Students embrace nature in Clare Castle Country Park study programme

Students from Stour Valley Community School join countryside expert Neil Catchpole (left) to do some dead hedging at Clare Castle Country Park
Students from Stour Valley Community School join countryside expert Neil Catchpole (left) to do some dead hedging at Clare Castle Country Park

Year 10 students at Stour Valley Community School in Clare have been getting closer to nature through a five month programme of study in Clare Castle Country Park.

Team building, use of tools, crafting dead hedges and learning about outdoor cooking are just some of the things students have learned from Neil Catchpole, a former countryside officer who helps to manage the park.

Neil said: “It was a great pleasure, once again, to work with the staff and students from the school.

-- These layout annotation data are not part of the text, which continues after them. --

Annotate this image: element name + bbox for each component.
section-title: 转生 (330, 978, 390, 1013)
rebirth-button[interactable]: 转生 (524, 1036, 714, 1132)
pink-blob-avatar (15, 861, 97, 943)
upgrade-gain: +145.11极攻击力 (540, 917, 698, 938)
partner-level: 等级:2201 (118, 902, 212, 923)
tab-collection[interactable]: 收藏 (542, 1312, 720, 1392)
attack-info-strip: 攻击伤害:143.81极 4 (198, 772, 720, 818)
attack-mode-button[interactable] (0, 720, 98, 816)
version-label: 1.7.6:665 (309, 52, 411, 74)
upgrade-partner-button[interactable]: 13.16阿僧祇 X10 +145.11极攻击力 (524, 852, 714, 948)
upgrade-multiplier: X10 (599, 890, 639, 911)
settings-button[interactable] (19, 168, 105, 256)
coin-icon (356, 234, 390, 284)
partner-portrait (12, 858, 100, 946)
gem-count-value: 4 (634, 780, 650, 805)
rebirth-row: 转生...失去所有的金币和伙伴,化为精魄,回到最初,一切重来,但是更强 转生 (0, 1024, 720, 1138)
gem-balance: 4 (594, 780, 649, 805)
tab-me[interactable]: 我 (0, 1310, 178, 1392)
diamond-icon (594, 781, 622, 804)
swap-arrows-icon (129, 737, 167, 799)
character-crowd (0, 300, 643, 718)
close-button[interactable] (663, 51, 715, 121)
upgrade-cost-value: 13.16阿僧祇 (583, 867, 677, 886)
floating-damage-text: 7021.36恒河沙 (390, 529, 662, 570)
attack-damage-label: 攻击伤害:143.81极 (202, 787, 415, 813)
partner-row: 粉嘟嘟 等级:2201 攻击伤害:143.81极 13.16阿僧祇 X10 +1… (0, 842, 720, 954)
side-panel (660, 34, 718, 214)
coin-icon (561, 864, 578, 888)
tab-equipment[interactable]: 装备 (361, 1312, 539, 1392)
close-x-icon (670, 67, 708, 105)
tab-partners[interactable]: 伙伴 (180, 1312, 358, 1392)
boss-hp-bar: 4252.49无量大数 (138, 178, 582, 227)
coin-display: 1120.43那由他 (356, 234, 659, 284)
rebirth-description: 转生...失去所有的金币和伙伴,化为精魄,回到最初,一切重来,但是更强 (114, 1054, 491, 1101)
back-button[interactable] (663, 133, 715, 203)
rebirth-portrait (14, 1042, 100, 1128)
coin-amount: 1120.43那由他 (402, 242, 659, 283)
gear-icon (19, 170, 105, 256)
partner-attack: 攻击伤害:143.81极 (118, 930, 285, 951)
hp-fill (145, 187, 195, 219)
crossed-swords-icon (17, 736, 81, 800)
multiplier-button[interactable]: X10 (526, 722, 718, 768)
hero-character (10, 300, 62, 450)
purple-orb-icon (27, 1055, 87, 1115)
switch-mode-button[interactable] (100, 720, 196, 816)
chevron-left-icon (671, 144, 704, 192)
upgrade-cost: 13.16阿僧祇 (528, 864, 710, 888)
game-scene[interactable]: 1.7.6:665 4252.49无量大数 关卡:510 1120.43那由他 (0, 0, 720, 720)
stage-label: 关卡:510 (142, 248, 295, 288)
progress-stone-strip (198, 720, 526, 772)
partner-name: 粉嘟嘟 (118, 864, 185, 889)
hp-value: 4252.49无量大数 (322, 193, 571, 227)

“Especially rewarding was the willow coppicing task when, after basic instruction, the students were able to organise themselves into a hard-working team, cutting the willow and bundling it up using the knots I had shown them, without any further help or interference from me.

“True team-work, showing how far their skills and co-operation with each other had developed over the course of  their time with us in the park.”

Clare Castle Country Park now has a programme of activities designed for students aged ten to 16 that helps them understand how the countryside needs to be managed in order to create habitats and enhance wildlife.

Each of the activities from river management to outdoor cooking are designed to ensure that students learn new skills and how to work together effectively as a team.

Kate Terry, Trustee of the Clare Castle Country Park said, “It’s all part of the process of getting out of the normal classroom environment and actively working within the countryside.

“Students have really benefitted from working with skilled countrymen like Neil Catchpole to understand how to manage the countryside sensitively and enjoy working collaboratively with others.”

Students began their study in the cold and darker days of February where they began to create dead hedge within the inner bailey trees.

In April, they learned how to coppice and use willow, creating a willow hut within the park and carving cooking utensils.

With the warmer weather in May, students learned how to cook outdoors on an open fire and enjoyed the fruits of their labour.

Claire Cutter who leads this study programme at Stour Valley Community School said: “Spending time with countrymen like Neil Catchpole really helps the students appreciate the skills and knowledge required to manage the countryside.”